With the circuit design complete, the next steps involve tuning the circuit to deliver the desired output color configurations, coding the microcontroller firmware and testing the circuit across a range of temperatures.

Other Design Challenges                                                                                              

There are two recommendations for choosing how to arrange LEDs in a color-mixing application, when placing LEDs as close as possible to each other:

1. Avoid positioning colors with high short-wavelength content (Violet, Royal Blue, Blue or PC Blue) near components with heavy phosphor coatings (e.g., PC Lime, PC Yellow, PC Amber, PC Red Orange or PC Red). The light emitted from the short-wavelength colors can excite the phosphor in the neighboring components and cause a loss of blue saturation or unintended optical artifacts.

2. When mixing arrays of more than 4 colors to generate white light, position components in pairs that are on opposite sides of the black-body line. This will balance the hues going through the color-mixing optic to avoid asymmetric color. For example, Cyan and Red could be paired, or Green and Royal Blue.

PCB Material & Construction

In general, Cree LED’s recommended dimensions for arrays match those of the single component dimensions on the data sheet. Specifically, this means:

It should be noted that tightly packing these LEDs has tradeoffs which must be carefully considered in any new design. Generally, smaller LED-to-LED spacing will increase temperature, decrease lumen output and cause a color shift away from the binned color point.

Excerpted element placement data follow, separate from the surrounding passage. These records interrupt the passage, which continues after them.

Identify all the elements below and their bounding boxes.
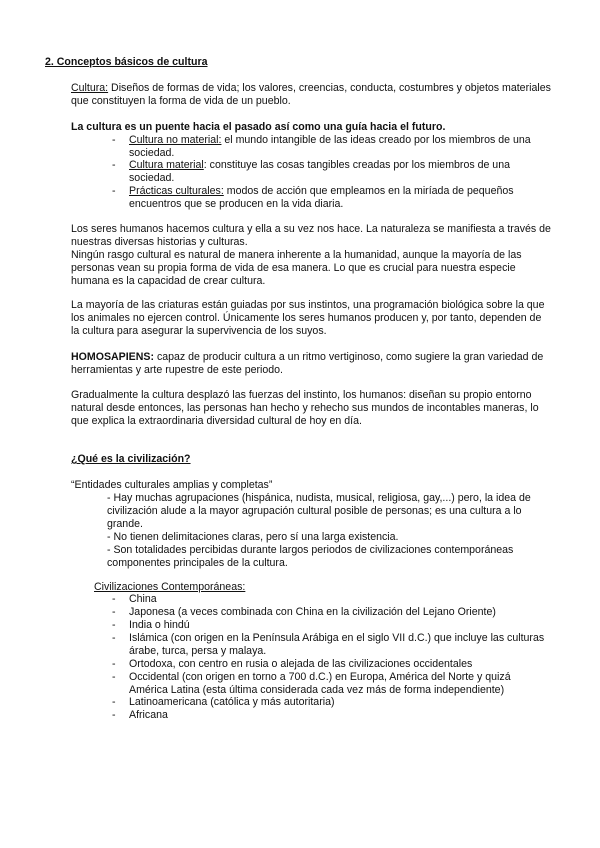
dash: - bbox=[112, 593, 116, 605]
paragraph-2: Ningún rasgo cultural es natural de manera inherente a la humanidad, aunque la mayoría de las personas vean su propia forma de vida de esa manera. Lo que es crucial para nuestra especie humana es la capacidad de crear cultura. bbox=[71, 249, 522, 287]
homosapiens-term: HOMOSAPIENS: bbox=[71, 351, 154, 363]
civ-list-item: China bbox=[129, 593, 157, 605]
paragraph-4: Gradualmente la cultura desplazó las fuerzas del instinto, los humanos: diseñan su propio entorno natural desde entonces, las personas han hecho y rehecho sus mundos de incontables maneras, lo que explica la extraordinaria diversidad cultural de hoy en día. bbox=[71, 389, 539, 427]
homosapiens-paragraph bbox=[71, 351, 551, 377]
civ-list-item: Africana bbox=[129, 709, 168, 721]
civ-contemp-heading: Civilizaciones Contemporáneas: bbox=[94, 581, 246, 593]
homosapiens-text: capaz de producir cultura a un ritmo vertiginoso, como sugiere la gran variedad de herramientas y arte rupestre de este periodo. bbox=[71, 351, 544, 376]
dash: - bbox=[112, 709, 116, 721]
entidades-item: - No tienen delimitaciones claras, pero sí una larga existencia. bbox=[107, 531, 399, 543]
civ-list-item: Islámica (con origen en la Península Arábiga en el siglo VII d.C.) que incluye las culturas árabe, turca, persa y malaya. bbox=[129, 632, 545, 657]
cultura-type-term: Cultura material bbox=[129, 159, 204, 171]
cultura-type-text: el mundo intangible de las ideas creado por los miembros de una sociedad. bbox=[129, 134, 531, 159]
civilization-heading: ¿Qué es la civilización? bbox=[71, 453, 191, 465]
cultura-text: Diseños de formas de vida; los valores, creencias, conducta, costumbres y objetos materiales que constituyen la forma de vida de un pueblo. bbox=[71, 82, 551, 107]
paragraph-3: La mayoría de las criaturas están guiadas por sus instintos, una programación biológica sobre la que los animales no ejercen control. Únicamente los seres humanos producen y, por tanto, dependen de la cultura para asegurar la supervivencia de los suyos. bbox=[71, 299, 545, 337]
cultura-type-item bbox=[129, 159, 549, 185]
civ-list-item: Japonesa (a veces combinada con China en la civilización del Lejano Oriente) bbox=[129, 606, 496, 618]
entidades-item: - Hay muchas agrupaciones (hispánica, nudista, musical, religiosa, gay,...) pero, la idea de civilización alude a la mayor agrupación cultural posible de personas; es una cultura a lo grande. bbox=[107, 492, 531, 530]
entidades-quote: “Entidades culturales amplias y completas” bbox=[71, 479, 273, 491]
cultura-type-item bbox=[129, 134, 549, 160]
cultura-term: Cultura: bbox=[71, 82, 109, 94]
entidades-item: - Son totalidades percibidas durante largos periodos de civilizaciones contemporáneas componentes principales de la cultura. bbox=[107, 544, 514, 569]
dash: - bbox=[112, 696, 116, 708]
cultura-type-term: Cultura no material: bbox=[129, 134, 222, 146]
paragraph-1: Los seres humanos hacemos cultura y ella a su vez nos hace. La naturaleza se manifiesta a través de nuestras diversas historias y culturas. bbox=[71, 223, 551, 248]
civ-list-item: Occidental (con origen en torno a 700 d.C.) en Europa, América del Norte y quizá América Latina (esta última considerada cada vez más de forma independiente) bbox=[129, 671, 511, 696]
dash: - bbox=[112, 619, 116, 631]
bold-statement: La cultura es un puente hacia el pasado así como una guía hacia el futuro. bbox=[71, 121, 446, 133]
cultura-definition bbox=[71, 82, 551, 108]
dash: - bbox=[112, 159, 116, 171]
dash: - bbox=[112, 632, 116, 644]
dash: - bbox=[112, 134, 116, 146]
cultura-type-term: Prácticas culturales: bbox=[129, 185, 224, 197]
section-title: 2. Conceptos básicos de cultura bbox=[45, 56, 208, 68]
cultura-type-text: modos de acción que empleamos en la miríada de pequeños encuentros que se producen en la vida diaria. bbox=[129, 185, 514, 210]
dash: - bbox=[112, 185, 116, 197]
civ-list-item: Latinoamericana (católica y más autoritaria) bbox=[129, 696, 335, 708]
dash: - bbox=[112, 658, 116, 670]
civ-list-item: India o hindú bbox=[129, 619, 190, 631]
dash: - bbox=[112, 671, 116, 683]
dash: - bbox=[112, 606, 116, 618]
civ-list-item: Ortodoxa, con centro en rusia o alejada de las civilizaciones occidentales bbox=[129, 658, 473, 670]
cultura-type-item bbox=[129, 185, 549, 211]
cultura-type-text: : constituye las cosas tangibles creadas por los miembros de una sociedad. bbox=[129, 159, 510, 184]
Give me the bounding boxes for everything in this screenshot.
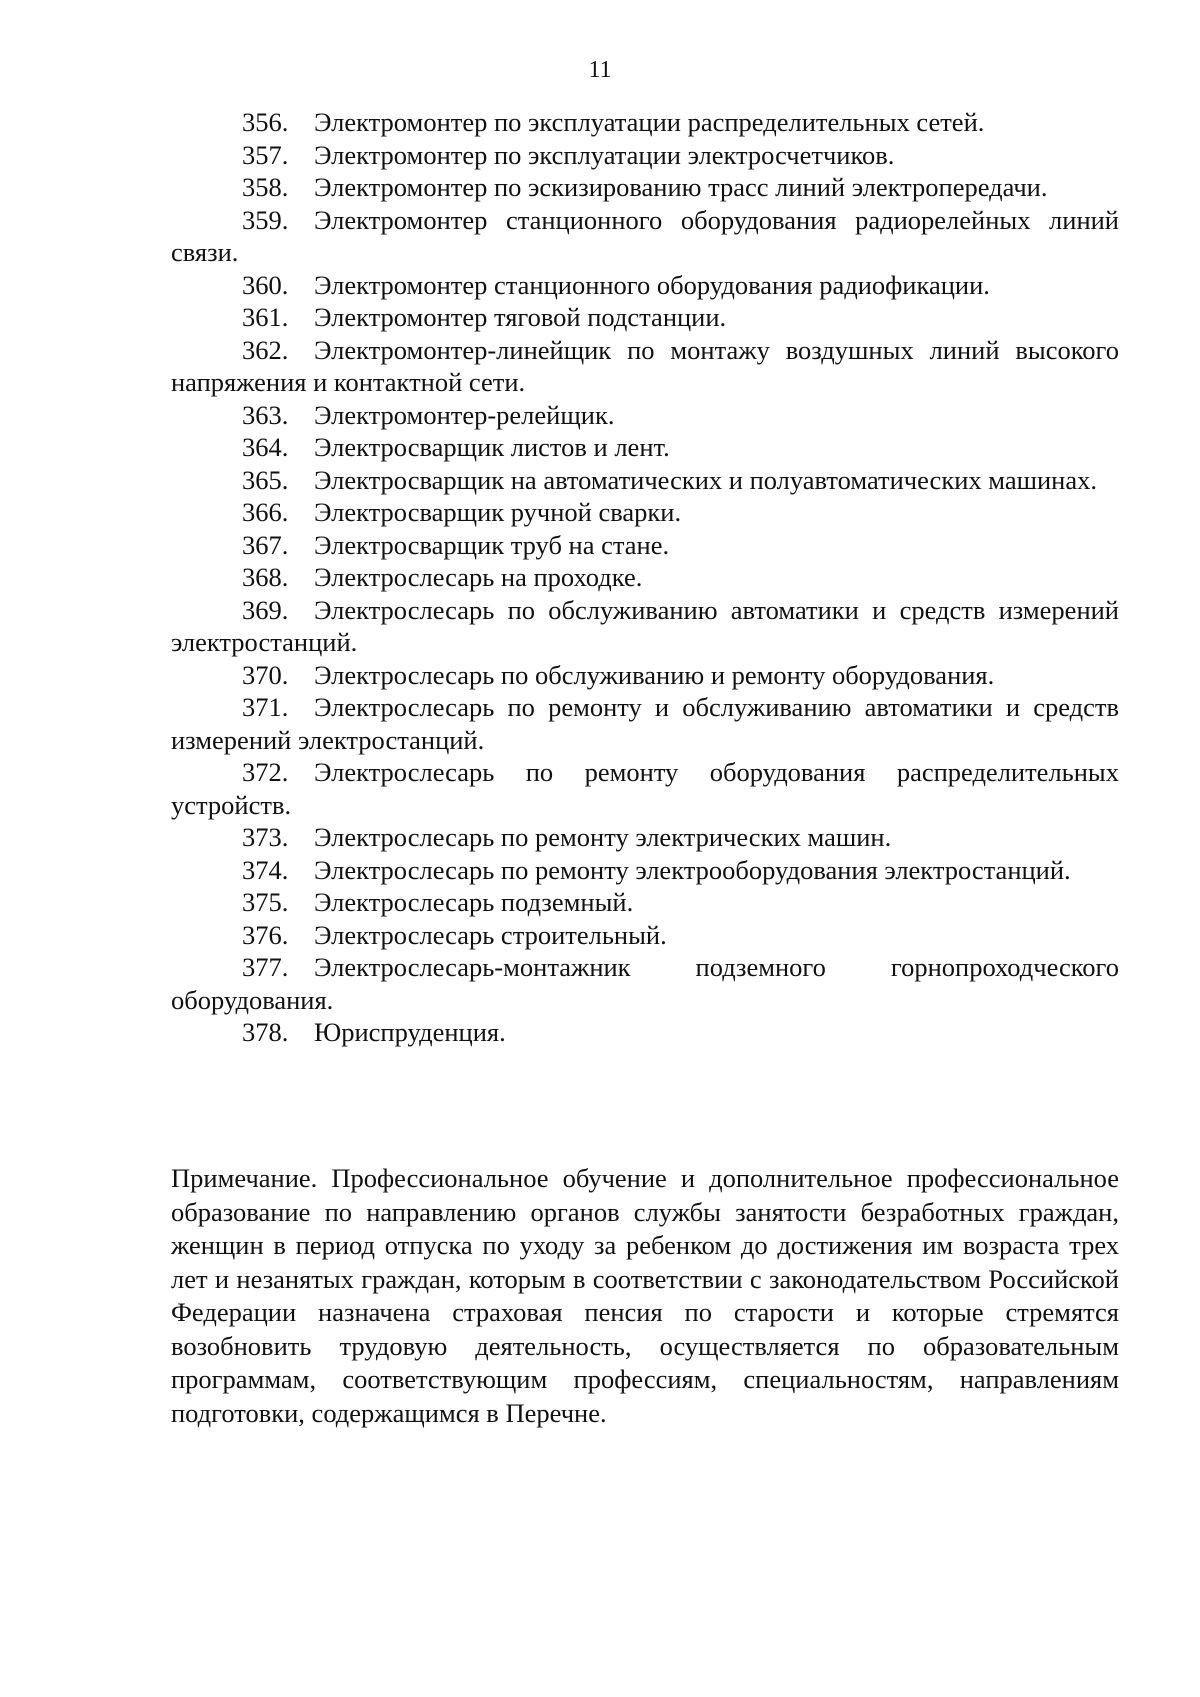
- item-number: 365.: [242, 464, 289, 495]
- item-text: Электромонтер станционного оборудования радиофикации.: [314, 269, 990, 300]
- item-number: 373.: [242, 822, 289, 852]
- item-number: 378.: [242, 1017, 289, 1047]
- item-text: Электрослесарь подземный.: [314, 887, 634, 917]
- item-text: Электромонтер-линейщик по монтажу воздушных линий высокого напряжения и контактной сети.: [171, 334, 1119, 397]
- item-text: Электрослесарь строительный.: [314, 919, 667, 950]
- profession-list: [171, 106, 1119, 1049]
- item-text: Электросварщик на автоматических и полуавтоматических машинах.: [314, 464, 1098, 495]
- item-text: Электрослесарь по ремонту и обслуживанию автоматики и средств измерений электростанций.: [171, 692, 1119, 755]
- item-number: 360.: [242, 269, 289, 300]
- list-item: [171, 756, 1119, 821]
- item-text: Электромонтер по эксплуатации распределительных сетей.: [314, 107, 985, 137]
- list-item: [171, 171, 1119, 204]
- list-item: [171, 496, 1119, 529]
- list-item: [171, 1016, 1119, 1049]
- list-item: [171, 431, 1119, 464]
- item-number: 376.: [242, 919, 289, 950]
- list-item: [171, 334, 1119, 399]
- list-item: [171, 301, 1119, 334]
- item-text: Электрослесарь по обслуживанию автоматики и средств измерений электростанций.: [171, 594, 1119, 657]
- item-text: Электромонтер тяговой подстанции.: [314, 302, 727, 332]
- item-number: 366.: [242, 497, 289, 527]
- item-text: Электромонтер по эскизированию трасс линий электропередачи.: [314, 172, 1048, 202]
- item-text: Электромонтер по эксплуатации электросчетчиков.: [314, 139, 895, 170]
- list-item: [171, 204, 1119, 269]
- list-item: [171, 106, 1119, 139]
- item-text: Электрослесарь по ремонту оборудования распределительных устройств.: [171, 757, 1119, 820]
- list-item: [171, 529, 1119, 562]
- note-paragraph: Примечание. Профессиональное обучение и дополнительное профессиональное образование по направлению органов службы занятости безработных граждан, женщин в период отпуска по уходу за ребенком до достижения им возраста трех лет и незанятых граждан, которым в соответствии с законодательством Российской Федерации назначена страховая пенсия по старости и которые стремятся возобновить трудовую деятельность, осуществляется по образовательным программам, соответствующим профессиям, специальностям, направлениям подготовки, содержащимся в Перечне.: [171, 1163, 1119, 1428]
- item-number: 368.: [242, 562, 289, 592]
- list-item: [171, 951, 1119, 1016]
- list-item: [171, 886, 1119, 919]
- item-text: Электросварщик листов и лент.: [314, 432, 670, 462]
- item-number: 359.: [242, 204, 289, 235]
- item-text: Электросварщик ручной сварки.: [314, 497, 682, 527]
- item-number: 364.: [242, 432, 289, 462]
- item-text: Электромонтер станционного оборудования радиорелейных линий связи.: [171, 204, 1119, 267]
- item-number: 369.: [242, 594, 289, 625]
- list-item: [171, 659, 1119, 692]
- item-text: Электромонтер-релейщик.: [314, 399, 615, 430]
- list-item: [171, 464, 1119, 497]
- item-number: 372.: [242, 757, 289, 787]
- item-number: 367.: [242, 529, 289, 560]
- item-number: 374.: [242, 854, 289, 885]
- item-number: 358.: [242, 172, 289, 202]
- item-number: 356.: [242, 107, 289, 137]
- item-text: Электрослесарь по ремонту электрооборудования электростанций.: [314, 854, 1071, 885]
- item-number: 363.: [242, 399, 289, 430]
- item-text: Электрослесарь на проходке.: [314, 562, 643, 592]
- item-text: Электросварщик труб на стане.: [314, 529, 670, 560]
- item-number: 371.: [242, 692, 289, 722]
- list-item: [171, 399, 1119, 432]
- item-number: 362.: [242, 334, 289, 365]
- item-number: 370.: [242, 659, 289, 690]
- list-item: [171, 919, 1119, 952]
- item-number: 375.: [242, 887, 289, 917]
- list-item: [171, 269, 1119, 302]
- list-item: [171, 561, 1119, 594]
- item-text: Электрослесарь-монтажник подземного горнопроходческого оборудования.: [171, 952, 1119, 1015]
- item-number: 377.: [242, 952, 289, 982]
- item-number: 357.: [242, 139, 289, 170]
- list-item: [171, 594, 1119, 659]
- list-item: [171, 821, 1119, 854]
- list-item: [171, 139, 1119, 172]
- list-item: [171, 691, 1119, 756]
- list-item: [171, 854, 1119, 887]
- page-number: 11: [588, 57, 612, 83]
- item-text: Юриспруденция.: [314, 1017, 506, 1047]
- item-text: Электрослесарь по ремонту электрических машин.: [314, 822, 892, 852]
- item-number: 361.: [242, 302, 289, 332]
- item-text: Электрослесарь по обслуживанию и ремонту оборудования.: [314, 659, 995, 690]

Multi-Channel LEDs for Optimized Lighting                                                       

No matter what the lighting application or luminaire design, multi-channel LEDs can add product differentiation and flexibility to the end product. Specifically, color-mixing lighting applications that require high levels of light output and full control over the spectral content can benefit from the newest XE-G LEDs. However, luminaire designers must consider a few key design recommendations to obtain full advantage of these and other LED’s capabilities.